Demgegenüber wird eine Zeugenvorbereitung von der hiesigen Praxis und damit Gerichten anlässlich einer bevorstehenden Beweisaufnahme bei einem staatlichen bzw. ordentlichen Gericht mit Zurückhaltung und Argwohn betrachtet. Dies resultiert insbesondere aus dem Umstand, dass die Grenze zur Verleitung einer Falschaussage oder auch nur der Versuch hierzu nach den einschlägigen Strafvorschriften (§§ 159, 160 Strafgesetzbuch) schnell überschritten werden kann. Denn nach der hiesigen Rechtsvorstellung gilt die Forderung, wonach schon der Anschein einer unzulässigen Zeugenbeeinflussung zu vermeiden ist.
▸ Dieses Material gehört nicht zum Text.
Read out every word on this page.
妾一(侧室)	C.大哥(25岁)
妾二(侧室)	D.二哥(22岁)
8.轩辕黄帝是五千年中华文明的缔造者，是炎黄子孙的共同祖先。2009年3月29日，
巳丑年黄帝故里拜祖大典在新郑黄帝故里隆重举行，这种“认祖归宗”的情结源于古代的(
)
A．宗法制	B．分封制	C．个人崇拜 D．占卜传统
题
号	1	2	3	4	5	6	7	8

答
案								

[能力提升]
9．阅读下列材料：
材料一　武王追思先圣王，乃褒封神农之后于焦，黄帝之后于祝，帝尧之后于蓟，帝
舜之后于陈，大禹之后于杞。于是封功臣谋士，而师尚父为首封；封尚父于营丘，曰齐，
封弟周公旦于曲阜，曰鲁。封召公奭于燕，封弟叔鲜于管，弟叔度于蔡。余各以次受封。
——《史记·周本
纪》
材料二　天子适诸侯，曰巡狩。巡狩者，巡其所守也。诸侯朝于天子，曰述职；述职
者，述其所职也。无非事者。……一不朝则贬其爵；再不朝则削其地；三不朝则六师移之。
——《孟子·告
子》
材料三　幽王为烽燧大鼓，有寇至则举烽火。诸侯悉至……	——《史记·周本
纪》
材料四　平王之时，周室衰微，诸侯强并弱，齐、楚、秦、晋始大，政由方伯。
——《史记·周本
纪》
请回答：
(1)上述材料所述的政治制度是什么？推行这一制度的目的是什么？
Hier zeigt sich ein deutlicher Vorteil und ein Argument für die Vereinbarung eines internationalen Schiedsgerichtsbarkeit im Gegensatz zu einem ordentlichen Gerichtsverfahren vor einem deutschen Gericht. Denn nach herrschender Auffassung wird die Zeugenvorbereitung bzw. das Witness Coaching nach US-amerikanischem Vorbild als eine zulässige Prozesshandlung weiter anerkannt und nicht als unzulässige Zeugenbeeinflussung verstanden. Hierdurch darf natürlich die Forderung an den Zeugen zu einer prozessualen Wahrheitspflicht nicht unerfüllt bleiben.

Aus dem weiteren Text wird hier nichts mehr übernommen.